Dengan kesepakatan tersebut, tarif bea keluar konsentrat tembaga PTFI berdasarkan kemajuan fisik pembangunan smelter minimal 50%. Ketentuan mengenai tonggak kemajuan material pembangunan pabrik metalurgi di KMP No. 71 Tahun 2023 adalah sebagai berikut:
– Tahap I, dalam hal progres pelaksanaan raw part mencapai kurang dari 50% sampai dengan kurang dari 70% dari total volume pekerjaan, maka perusahaan akan dikenakan pajak ekspor sebesar 10% mulai tanggal 17 Juli sampai dengan 17 Juli. 31 Januari 2023 dan meningkat menjadi 15% dari 1 Januari hingga 31 Mei 2024.

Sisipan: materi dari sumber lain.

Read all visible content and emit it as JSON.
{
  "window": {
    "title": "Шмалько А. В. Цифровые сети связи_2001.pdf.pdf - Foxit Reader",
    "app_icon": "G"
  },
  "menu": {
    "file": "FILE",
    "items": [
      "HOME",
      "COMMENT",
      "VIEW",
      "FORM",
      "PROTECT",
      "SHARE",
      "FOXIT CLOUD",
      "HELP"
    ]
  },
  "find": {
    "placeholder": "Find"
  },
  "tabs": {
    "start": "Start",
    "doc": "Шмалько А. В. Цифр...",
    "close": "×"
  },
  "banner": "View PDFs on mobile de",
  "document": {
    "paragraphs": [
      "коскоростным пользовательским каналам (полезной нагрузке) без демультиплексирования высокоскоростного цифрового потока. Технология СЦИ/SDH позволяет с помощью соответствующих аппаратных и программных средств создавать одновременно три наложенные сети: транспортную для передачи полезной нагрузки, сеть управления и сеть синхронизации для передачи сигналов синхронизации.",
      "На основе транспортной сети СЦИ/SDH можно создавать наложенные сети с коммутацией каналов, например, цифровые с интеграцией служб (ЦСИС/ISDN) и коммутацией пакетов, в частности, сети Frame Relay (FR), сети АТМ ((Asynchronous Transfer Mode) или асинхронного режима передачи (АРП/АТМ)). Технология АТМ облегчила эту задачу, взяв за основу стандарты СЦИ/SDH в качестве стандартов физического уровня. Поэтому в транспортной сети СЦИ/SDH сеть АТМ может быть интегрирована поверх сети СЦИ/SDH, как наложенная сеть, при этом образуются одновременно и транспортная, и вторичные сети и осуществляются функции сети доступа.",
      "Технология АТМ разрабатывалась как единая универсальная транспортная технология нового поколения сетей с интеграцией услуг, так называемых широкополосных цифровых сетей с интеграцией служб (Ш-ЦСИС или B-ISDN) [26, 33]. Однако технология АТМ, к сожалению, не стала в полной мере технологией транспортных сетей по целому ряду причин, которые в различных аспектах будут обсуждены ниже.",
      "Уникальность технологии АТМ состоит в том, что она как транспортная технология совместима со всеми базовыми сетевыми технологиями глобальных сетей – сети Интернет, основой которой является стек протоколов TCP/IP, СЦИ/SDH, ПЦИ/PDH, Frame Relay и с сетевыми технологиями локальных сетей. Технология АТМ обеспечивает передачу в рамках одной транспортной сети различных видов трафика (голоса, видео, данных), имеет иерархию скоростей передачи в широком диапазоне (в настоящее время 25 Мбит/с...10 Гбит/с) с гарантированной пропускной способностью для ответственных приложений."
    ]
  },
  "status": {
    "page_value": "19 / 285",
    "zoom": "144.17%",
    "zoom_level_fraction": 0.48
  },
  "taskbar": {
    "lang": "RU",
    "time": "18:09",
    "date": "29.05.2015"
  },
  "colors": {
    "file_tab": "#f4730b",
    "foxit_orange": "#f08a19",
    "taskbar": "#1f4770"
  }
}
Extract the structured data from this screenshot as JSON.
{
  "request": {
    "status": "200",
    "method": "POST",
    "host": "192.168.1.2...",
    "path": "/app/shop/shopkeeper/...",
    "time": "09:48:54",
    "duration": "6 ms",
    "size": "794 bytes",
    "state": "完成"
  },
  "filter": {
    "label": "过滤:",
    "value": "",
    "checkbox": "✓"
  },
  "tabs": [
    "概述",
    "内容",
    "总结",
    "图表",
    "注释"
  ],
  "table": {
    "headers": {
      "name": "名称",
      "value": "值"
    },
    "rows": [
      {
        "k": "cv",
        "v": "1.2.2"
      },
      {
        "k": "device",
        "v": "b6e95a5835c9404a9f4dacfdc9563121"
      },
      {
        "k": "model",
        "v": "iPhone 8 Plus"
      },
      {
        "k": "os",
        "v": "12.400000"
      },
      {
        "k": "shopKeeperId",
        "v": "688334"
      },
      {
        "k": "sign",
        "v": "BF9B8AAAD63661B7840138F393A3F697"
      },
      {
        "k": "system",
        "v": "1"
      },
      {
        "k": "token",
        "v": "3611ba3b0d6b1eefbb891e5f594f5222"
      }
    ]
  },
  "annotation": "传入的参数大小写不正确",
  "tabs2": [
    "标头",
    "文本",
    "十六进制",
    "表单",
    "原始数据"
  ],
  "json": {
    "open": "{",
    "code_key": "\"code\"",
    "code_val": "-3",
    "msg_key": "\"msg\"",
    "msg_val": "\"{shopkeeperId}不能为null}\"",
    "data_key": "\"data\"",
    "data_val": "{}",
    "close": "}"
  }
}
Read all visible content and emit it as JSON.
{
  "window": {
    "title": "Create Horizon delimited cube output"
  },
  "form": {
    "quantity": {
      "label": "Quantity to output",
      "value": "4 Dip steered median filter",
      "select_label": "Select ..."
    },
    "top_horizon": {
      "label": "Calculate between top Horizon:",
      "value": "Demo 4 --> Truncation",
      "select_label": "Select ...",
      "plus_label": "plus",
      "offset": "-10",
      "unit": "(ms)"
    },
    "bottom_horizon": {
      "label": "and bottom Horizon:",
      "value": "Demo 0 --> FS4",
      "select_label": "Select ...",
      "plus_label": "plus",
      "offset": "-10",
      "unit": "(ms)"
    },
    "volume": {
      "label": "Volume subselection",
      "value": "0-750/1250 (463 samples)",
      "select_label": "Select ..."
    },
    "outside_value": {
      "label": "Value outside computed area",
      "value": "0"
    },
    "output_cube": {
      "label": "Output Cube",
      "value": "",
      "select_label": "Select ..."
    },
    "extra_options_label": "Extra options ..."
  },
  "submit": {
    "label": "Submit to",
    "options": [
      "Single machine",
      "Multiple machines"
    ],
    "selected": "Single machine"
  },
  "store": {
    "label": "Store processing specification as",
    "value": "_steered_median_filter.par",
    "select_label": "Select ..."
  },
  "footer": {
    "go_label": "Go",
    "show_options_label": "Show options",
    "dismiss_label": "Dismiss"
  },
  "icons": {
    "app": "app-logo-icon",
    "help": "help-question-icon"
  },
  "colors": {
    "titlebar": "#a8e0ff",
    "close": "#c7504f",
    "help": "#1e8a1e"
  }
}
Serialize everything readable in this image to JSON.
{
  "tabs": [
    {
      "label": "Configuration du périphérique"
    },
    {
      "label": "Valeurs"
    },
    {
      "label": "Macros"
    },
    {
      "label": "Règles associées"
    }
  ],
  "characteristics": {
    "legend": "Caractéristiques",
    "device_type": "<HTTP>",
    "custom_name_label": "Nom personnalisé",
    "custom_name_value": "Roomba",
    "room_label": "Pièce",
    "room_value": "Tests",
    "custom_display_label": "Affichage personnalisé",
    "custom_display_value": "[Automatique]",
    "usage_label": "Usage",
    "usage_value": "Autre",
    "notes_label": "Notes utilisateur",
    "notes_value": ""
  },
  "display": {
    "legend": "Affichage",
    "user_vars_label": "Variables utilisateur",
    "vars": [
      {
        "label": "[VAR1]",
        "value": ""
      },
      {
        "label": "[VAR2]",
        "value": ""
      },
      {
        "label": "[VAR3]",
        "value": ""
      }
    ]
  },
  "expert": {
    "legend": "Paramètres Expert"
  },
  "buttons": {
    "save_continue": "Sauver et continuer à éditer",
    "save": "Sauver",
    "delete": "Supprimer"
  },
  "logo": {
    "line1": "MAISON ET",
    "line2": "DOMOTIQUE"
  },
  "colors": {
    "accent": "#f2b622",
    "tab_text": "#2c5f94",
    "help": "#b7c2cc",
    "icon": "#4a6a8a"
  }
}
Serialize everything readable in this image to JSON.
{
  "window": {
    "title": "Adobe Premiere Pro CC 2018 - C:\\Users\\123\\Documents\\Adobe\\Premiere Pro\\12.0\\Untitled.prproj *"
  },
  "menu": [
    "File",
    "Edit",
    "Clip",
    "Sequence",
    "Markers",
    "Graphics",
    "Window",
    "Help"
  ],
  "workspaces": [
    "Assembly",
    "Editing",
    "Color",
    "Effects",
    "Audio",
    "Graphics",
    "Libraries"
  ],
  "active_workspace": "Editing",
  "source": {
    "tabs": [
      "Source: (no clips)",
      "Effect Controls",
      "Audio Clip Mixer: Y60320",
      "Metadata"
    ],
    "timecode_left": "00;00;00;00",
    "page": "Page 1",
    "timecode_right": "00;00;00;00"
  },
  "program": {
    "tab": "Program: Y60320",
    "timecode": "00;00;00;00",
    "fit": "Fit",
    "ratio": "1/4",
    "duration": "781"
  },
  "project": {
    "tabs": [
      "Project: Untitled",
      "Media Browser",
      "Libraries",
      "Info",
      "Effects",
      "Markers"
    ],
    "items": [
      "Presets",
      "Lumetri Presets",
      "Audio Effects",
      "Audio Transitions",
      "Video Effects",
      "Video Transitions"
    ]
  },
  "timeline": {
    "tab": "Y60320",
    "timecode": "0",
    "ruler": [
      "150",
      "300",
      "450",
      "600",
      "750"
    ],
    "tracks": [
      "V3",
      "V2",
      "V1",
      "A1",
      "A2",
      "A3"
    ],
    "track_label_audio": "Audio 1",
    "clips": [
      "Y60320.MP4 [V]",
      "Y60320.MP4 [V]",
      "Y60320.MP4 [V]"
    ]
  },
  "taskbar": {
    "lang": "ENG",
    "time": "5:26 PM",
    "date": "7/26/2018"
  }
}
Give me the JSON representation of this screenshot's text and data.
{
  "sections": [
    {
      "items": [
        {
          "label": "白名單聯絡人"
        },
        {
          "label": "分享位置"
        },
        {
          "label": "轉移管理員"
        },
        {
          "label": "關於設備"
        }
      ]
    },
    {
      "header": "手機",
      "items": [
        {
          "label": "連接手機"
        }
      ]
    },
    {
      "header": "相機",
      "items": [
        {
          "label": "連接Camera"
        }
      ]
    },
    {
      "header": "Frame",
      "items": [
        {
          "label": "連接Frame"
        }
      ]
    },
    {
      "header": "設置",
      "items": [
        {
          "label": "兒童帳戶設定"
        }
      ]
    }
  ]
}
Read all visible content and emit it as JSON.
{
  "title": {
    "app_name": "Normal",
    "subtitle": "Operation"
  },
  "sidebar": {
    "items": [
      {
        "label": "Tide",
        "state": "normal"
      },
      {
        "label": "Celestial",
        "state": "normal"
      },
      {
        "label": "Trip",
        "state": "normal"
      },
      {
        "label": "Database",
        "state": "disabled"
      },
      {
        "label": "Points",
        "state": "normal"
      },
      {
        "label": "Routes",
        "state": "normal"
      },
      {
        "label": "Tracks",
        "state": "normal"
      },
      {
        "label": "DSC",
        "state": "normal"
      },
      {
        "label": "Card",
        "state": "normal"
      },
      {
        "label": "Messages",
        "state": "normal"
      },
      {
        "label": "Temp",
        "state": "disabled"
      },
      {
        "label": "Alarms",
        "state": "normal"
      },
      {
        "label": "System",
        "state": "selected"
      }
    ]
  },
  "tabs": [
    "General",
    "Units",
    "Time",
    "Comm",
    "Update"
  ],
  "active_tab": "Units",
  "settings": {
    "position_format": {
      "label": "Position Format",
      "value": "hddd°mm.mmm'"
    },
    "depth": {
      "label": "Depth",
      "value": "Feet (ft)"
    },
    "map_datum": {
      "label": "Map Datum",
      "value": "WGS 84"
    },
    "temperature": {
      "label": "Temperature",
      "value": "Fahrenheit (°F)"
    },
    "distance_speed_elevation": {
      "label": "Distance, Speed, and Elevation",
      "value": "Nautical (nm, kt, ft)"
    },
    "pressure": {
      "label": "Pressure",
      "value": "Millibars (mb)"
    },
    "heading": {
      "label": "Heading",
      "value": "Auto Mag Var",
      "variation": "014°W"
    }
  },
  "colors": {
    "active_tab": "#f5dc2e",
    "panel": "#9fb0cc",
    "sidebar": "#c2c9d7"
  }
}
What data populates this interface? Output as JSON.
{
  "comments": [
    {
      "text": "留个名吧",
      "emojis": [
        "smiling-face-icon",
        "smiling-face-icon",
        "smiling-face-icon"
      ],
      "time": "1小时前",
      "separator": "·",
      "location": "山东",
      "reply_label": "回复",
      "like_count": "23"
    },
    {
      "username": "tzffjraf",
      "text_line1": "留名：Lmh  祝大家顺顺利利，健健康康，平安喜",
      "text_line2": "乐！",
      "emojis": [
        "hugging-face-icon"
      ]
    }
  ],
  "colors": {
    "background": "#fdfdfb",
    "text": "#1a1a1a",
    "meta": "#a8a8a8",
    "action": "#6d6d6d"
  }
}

– Tahap II, dalam hal progres pembangunan infrastruktur kurang dari 70% sampai dengan kurang dari 90% dari total volume konstruksi, dikenakan pajak ekspor sebesar 7,5% mulai tanggal 17 Juli sampai dengan 31 Desember 2023 dan dinaikkan menjadi 10% antara 1 Januari dan 31 Mei 2024.
– Tahap III, dalam hal tingkat pembangunan fisik mencapai lebih dari 90% sampai dengan 100%, perusahaan akan dikenakan pajak ekspor sebesar 5% pada periode 17 Juli sampai dengan 31 Desember dan akan meningkat menjadi 7,5% pada periode 17 Juli hingga 31 Desember. Periode ini dari 1 Januari hingga 31 Mei 2024.
Tahapan pembangunan fisik dituangkan dalam rekomendasi ekspor yang dibuat oleh menteri yang menyelenggarakan urusan pemerintahan di bidang energi dan sumber daya mineral.
Namun, jika dibandingkan dengan peraturan sebelumnya, PTFI seharusnya dibebaskan dari pajak ekspor jika proyek pembangunan pabrik metalurgi melebihi 50%. Hal ini sejalan dengan Izin Usaha Pertambangan Khusus (IUPK) yang diterbitkan Pemerintah untuk PTFI dengan mengacu pada PMK 164 Tahun 2018.
Berikut syaratnya:
– Tahap I pada kemajuan pengembangan fasilitas hingga 30% dari total volume konstruksi, perusahaan akan dikenakan pajak ekspor 5%.
– Tahap II, dalam hal kemajuan pekerjaan mekanik mencapai lebih dari 30% sampai dengan 50% dari total volume pekerjaan, dikenakan pajak ekspor sebesar 2,5%.
– Tahap III, dalam hal progres penyelesaian bagian kasar melebihi 50% dari total volume konstruksi, akan dikenakan pajak ekspor 0%.
Direktur Jenderal Mineral dan Batu Bara (Dirjen Minerba) Kementerian Energi dan Sumber Daya Mineral Muhammad Wafid mengatakan Freeport harus mematuhi aturan baru PMK 71/2023.
“Ya regulasinya,” jawab Wafid saat ditanya apakah aturan IUPK Freeport sudah tidak berlaku, saat rapat di gedung Departemen ESDM, dikutip Selasa (8/8/2023).
Wafid menegaskan pada Sri Mulyani, Freeport tunduk pada PMK baru yang mengatur para penambang baru saja melonggarkan izin ekspor mineralnya selama satu tahun dari 11 Juni 2023 hingga 31 Mei 2024.